Update data sources for a feature table

Feature store automatically tracks the data sources used to compute features. You can also manually update the data sources by using the Feature Store Python API.

Requirements

Databricks Runtime 11.1 ML or above

Add data sources using the Feature Store Python API

Below are some example commands. For details, see the API documentation.

from databricks.feature_store import FeatureStoreClient
fs = FeatureStoreClient()

# Use `source_type="table"` to add a table in the metastore as data source.
fs.add_data_sources(feature_table_name="clicks", data_sources="user_info.clicks", source_type="table")

# Use `source_type="path"` to add a data source in path format.
fs.add_data_sources(feature_table_name="user_metrics", data_sources="dbfs:/FileStore/user_metrics.json", source_type="path")

# Use `source_type="custom"` if the source is not a table or a path.
fs.add_data_sources(feature_table_name="user_metrics", data_sources="user_metrics.txt", source_type="custom")

Delete data sources using the Feature Store Python API

For details, see the API documentation.

Note

The following command deletes data sources of all types (“table”, “path”, and “custom”) that match the source names.

from databricks.feature_store import FeatureStoreClient
fs = FeatureStoreClient()
fs.delete_data_sources(feature_table_name="clicks", sources_names="user_info.clicks")

Delete a feature table

This section covers how to delete a table using the Feature Store Python API. You can also delete a feature table from the UI.

Note

  • Deleting a feature table can lead to unexpected failures in upstream producers and downstream consumers (models, endpoints, and scheduled jobs). You must delete published online stores with your cloud provider.

  • When you delete a feature table using the API, the underlying Delta table is also dropped. When you delete a feature table from the UI, you must drop the underlying Delta table separately.

Requirements

Databricks Runtime 10.5 ML or above

Delete a feature table using the Feature Store Python API

Use drop_table to delete a feature table. When you delete a table with drop_table, the underlying Delta table is also dropped.

fs.drop_table(
  name='recommender_system.customer_features'
)

Supported data types

Feature Store supports the following PySpark data types:

  • IntegerType

  • FloatType

  • BooleanType

  • StringType

  • DoubleType

  • LongType

  • TimestampType

  • DateType

  • ShortType (Databricks Runtime 9.1 LTS ML and above)

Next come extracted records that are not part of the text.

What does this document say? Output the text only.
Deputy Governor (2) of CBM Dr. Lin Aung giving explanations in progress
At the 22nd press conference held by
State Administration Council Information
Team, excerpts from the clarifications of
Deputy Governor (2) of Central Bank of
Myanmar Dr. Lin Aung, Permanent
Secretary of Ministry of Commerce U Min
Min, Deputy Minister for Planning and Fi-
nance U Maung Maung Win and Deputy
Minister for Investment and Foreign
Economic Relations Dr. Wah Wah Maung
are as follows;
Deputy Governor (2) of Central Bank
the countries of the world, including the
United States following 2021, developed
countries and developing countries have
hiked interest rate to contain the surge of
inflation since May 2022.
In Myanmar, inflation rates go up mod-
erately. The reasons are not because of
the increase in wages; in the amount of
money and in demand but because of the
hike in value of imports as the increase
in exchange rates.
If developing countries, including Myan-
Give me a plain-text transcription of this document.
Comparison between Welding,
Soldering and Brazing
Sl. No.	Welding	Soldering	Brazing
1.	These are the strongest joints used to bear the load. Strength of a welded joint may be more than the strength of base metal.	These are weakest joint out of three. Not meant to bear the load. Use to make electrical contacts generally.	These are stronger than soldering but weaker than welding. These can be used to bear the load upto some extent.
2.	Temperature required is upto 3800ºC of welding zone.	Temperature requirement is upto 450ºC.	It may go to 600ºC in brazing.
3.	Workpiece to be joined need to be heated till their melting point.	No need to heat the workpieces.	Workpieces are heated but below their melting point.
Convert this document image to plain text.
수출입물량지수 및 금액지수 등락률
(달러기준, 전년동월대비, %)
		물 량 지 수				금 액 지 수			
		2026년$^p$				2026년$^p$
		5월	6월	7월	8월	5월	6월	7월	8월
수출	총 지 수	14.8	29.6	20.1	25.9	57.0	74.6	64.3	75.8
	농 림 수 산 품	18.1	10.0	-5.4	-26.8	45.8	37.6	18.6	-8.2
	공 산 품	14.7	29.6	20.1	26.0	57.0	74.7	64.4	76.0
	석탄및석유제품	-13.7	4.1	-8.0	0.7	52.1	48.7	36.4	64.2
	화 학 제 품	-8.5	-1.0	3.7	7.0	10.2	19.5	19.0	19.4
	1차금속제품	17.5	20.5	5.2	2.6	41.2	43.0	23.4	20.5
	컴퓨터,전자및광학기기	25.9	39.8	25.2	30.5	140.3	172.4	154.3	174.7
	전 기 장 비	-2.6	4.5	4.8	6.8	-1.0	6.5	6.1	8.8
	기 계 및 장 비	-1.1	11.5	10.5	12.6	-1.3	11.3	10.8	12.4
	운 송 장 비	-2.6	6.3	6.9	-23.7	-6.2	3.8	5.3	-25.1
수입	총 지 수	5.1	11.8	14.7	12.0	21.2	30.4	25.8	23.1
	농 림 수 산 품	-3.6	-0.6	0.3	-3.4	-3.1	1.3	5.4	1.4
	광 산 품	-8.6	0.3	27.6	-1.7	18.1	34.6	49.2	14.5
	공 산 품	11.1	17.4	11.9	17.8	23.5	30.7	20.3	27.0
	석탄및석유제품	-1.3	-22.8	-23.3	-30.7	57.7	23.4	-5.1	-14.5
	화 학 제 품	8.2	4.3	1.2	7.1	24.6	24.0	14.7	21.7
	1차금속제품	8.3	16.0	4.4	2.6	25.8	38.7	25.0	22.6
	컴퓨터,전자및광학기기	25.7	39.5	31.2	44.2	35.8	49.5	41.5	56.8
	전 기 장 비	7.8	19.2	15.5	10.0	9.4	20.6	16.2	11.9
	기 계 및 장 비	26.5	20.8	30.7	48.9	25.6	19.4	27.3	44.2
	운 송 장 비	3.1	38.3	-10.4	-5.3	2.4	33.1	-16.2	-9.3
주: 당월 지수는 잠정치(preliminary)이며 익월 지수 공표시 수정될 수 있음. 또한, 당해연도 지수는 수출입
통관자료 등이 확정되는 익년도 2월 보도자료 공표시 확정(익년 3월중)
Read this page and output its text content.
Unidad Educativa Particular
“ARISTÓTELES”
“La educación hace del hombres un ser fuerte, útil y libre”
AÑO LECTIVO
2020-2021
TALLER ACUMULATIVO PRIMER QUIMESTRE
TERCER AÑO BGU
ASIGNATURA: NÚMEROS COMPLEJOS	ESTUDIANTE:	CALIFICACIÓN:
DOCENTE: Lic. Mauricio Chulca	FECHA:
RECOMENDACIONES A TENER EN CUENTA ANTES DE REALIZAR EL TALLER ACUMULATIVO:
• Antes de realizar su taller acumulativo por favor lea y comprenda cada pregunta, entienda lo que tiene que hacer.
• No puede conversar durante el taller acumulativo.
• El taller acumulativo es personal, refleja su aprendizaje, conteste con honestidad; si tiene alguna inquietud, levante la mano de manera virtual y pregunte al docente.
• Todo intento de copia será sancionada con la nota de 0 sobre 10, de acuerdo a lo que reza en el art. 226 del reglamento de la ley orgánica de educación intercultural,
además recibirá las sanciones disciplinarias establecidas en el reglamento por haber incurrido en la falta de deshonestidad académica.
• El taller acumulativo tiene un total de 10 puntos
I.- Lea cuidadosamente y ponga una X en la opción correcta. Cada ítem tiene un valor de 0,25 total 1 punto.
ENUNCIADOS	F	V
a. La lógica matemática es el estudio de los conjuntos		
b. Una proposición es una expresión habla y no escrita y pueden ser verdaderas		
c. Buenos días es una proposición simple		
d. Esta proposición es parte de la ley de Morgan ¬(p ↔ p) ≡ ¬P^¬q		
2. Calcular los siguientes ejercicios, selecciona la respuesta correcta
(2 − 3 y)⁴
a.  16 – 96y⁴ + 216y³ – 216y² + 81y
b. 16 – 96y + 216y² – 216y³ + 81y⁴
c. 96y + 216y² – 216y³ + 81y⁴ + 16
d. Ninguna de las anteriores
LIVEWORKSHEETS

  • BinaryType (Databricks Runtime 10.1 ML and above)

  • DecimalType (Databricks Runtime 10.1 ML and above)

  • ArrayType (Databricks Runtime 9.1 LTS ML and above)

  • MapType (Databricks Runtime 10.1 ML and above)

The data types listed above support feature types that are common in machine learning applications. For example:

  • You can store dense vectors, tensors, and embeddings as ArrayType.

  • You can store sparse vectors, tensors, and embeddings as MapType.

  • You can store text as StringType.

The Feature Store UI displays metadata on feature data types:

Complex data types example

When published to online stores, ArrayType and MapType features are stored in JSON format.